To listen to the other, the United States is hypocritical, torn by racial and political strife, crime-ridden, and, on top of all that, far too expensive. In both cases, the real subject under discussion is often the Chinese government and how inferior or superior it is to the U.S. system. After reading a few thousand of these comments, I am always inclined to proclaim the virtues of, say, Belgium.
It’s against this backdrop that the video took on its ideological power. The arbitrary use of force is common in China, particularly in the countryside and among the poor. The police themselves are rarely the main instigators; instead, the brunt of everyday thuggery is done by the chengguan—urban militia tasked with cleaning up the streets, whose job regularly brings them into conflict with small traders and stall owners.
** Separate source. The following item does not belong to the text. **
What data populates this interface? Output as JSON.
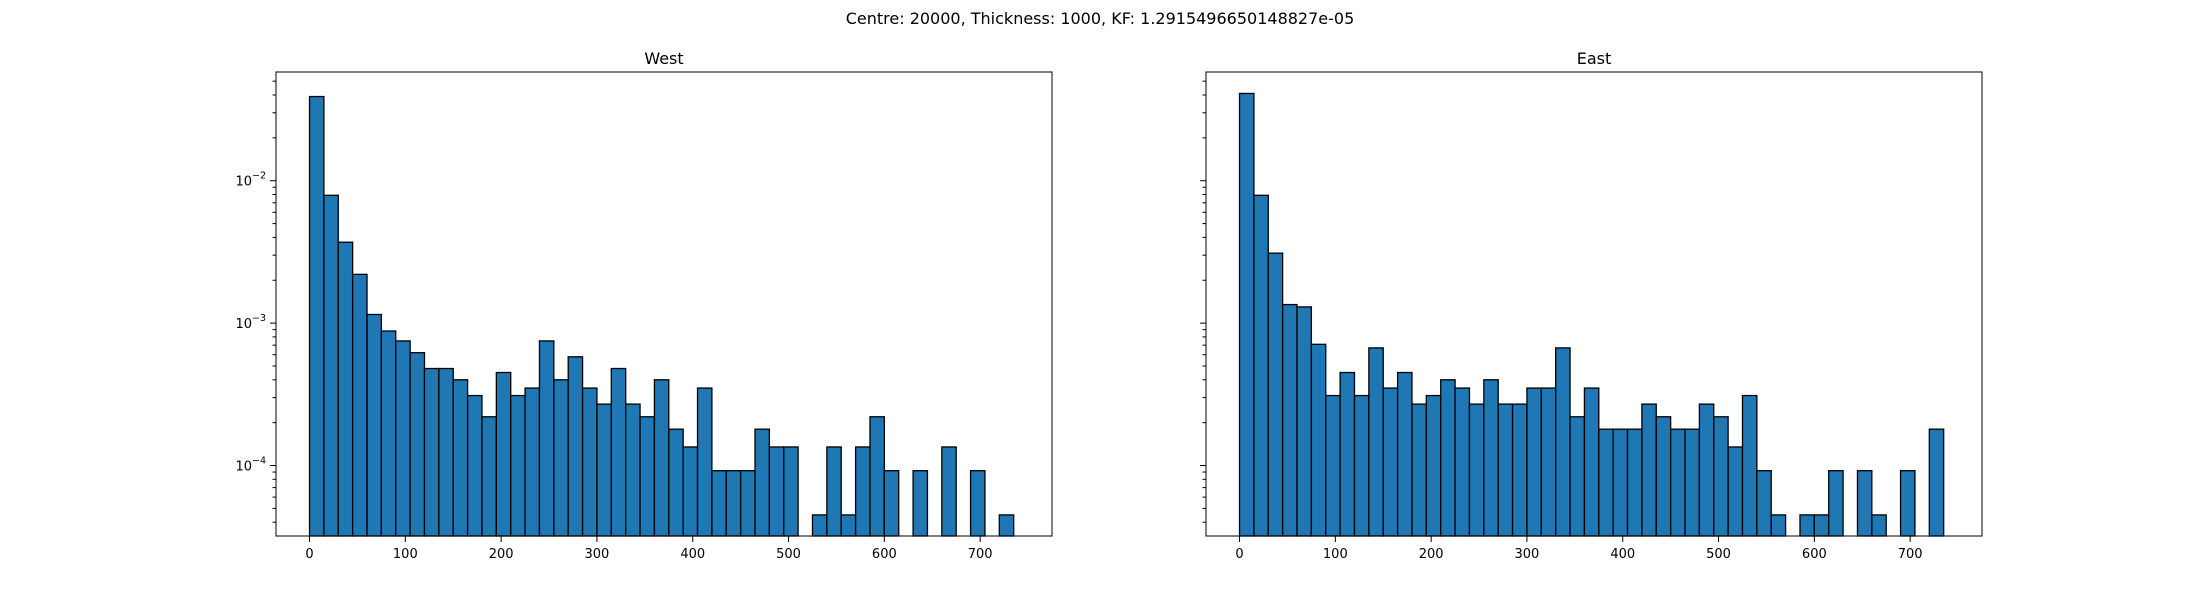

In this recent video, for instance, a chengguan is casually smashing up people’s property.
Apart from the chengguan, private security forces, or bao’an, do their share of thuggery. Videos showing uniformed brutes kicking some poor peddler’s teeth in regularly flare online—inevitably accompanied by comments that this wouldn’t happen in the United States.
For the anti-Americans, therefore, the United video was a gift.
This might all seem inconsequential squabbling, but it’s taken very seriously by the Chinese Communist Party. Belief in the American way—however naïve—is one of the only remaining forces that can unite large swaths of Chinese across the nation against the party line. The authorities can crush churches, block environmental groups, and imprison lawyers, but they can’t end the cultural hold of America over the mind of a huge number of Chinese.
Thus, the two narratives around the United video come together neatly to serve the authorities’ ends. Not only is America hypocritical and violent, but it will never treat Chinese with the respect they deserve. Hence the video will, inevitably, be backed up by newspaper editorials proclaiming this line until the whole affair is forgotten by the weekend after next—but leaving, thankfully for the government, another trace of animus in the recesses of the public mind.